What’s the minimum sample size for pay gap reporting, and what if we don’t meet it?
At a glance
The Directive doesn’t set a hard minimum group size for pay reporting. But the general principle is clear: avoid reporting on groups so small that individual employees could be identified.
If a category of workers is too small, you’ll need to aggregate it with others or apply privacy protections.
Let’s break it down
There’s no single EU-wide rule for minimum group size. Instead, employers are expected to apply good judgement and align with broader data protection principles (such as GDPR).
Common guidance includes:
- Avoid publishing data for groups with fewer than 3–5 people.
- Aggregate small groups into broader job families or categories.
- Use anonymisation techniques (e.g. masking or rounding figures).
When employees request pay comparisons:
Even if formal reporting isn’t possible for small groups, employees may still ask for average pay levels. In those cases, employers should:
- Share aggregated averages, never individual salaries.
- Be transparent about why some data is withheld.
- Explain how pay relates to established salary bands.
Other considerations:
- Small samples can create volatility in results, making gaps look larger or smaller than they really are.
- Using rolling averages or multi-year comparisons can help smooth out spikes. Small sample sizes can also create volatility, where gaps appear artificially larger or smaller depending on current staffing.
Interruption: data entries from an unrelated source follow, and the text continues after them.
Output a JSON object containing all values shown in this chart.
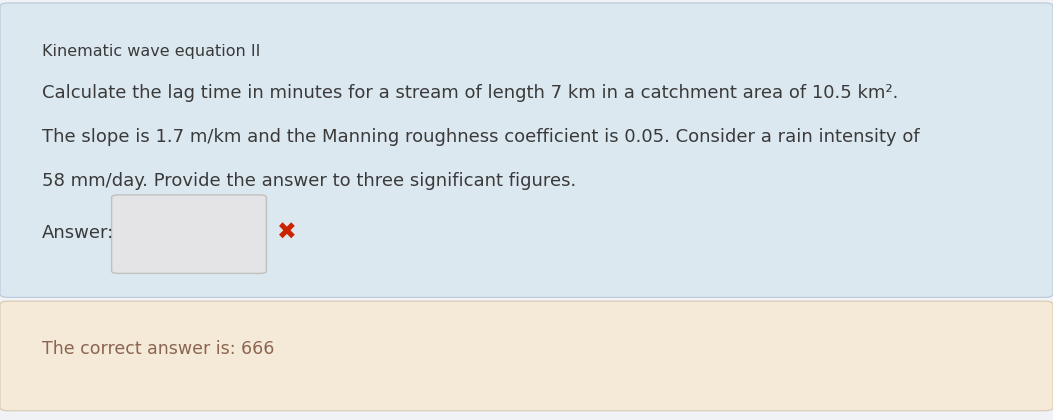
{
  "title": "Kinematic wave equation II",
  "question_line1": "Calculate the lag time in minutes for a stream of length 7 km in a catchment area of 10.5 km².",
  "question_line2": "The slope is 1.7 m/km and the Manning roughness coefficient is 0.05. Consider a rain intensity of",
  "question_line3": "58 mm/day. Provide the answer to three significant figures.",
  "answer_label": "Answer:",
  "correct_answer_text": "The correct answer is: 666",
  "bg_color_outer": "#f0f2f5",
  "bg_color_top": "#dce8f0",
  "bg_color_bottom": "#f5e9d8",
  "text_color_main": "#3a3a3a",
  "text_color_x": "#cc2200",
  "text_color_correct": "#8b6550",
  "input_box_color": "#e4e4e6",
  "input_box_border": "#c0c0c0",
  "font_size_title": 11.5,
  "font_size_body": 13.0,
  "font_size_correct": 12.5,
  "font_size_x": 17
}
Smoothing techniques can help provide a truer picture
- Relying on employee “consent” to share pay data isn’t a safe solution - under EU law, consent in the employer–employee relationship isn’t usually considered valid.
What this means in practice
To manage this, employers should:
- Define clear minimum thresholds for reporting.
- Build aggregation and anonymisation techniques into reporting systems.
- Prepare managers to explain why some information can’t be shared, without undermining employee trust.
Why it matters
Protecting privacy while delivering transparency is a delicate balance. Handling small groups carefully ensures your reporting is credible and compliant — without exposing individual pay data.
Done right, this balance reassures employees that pay transparency is about fairness, not exposure.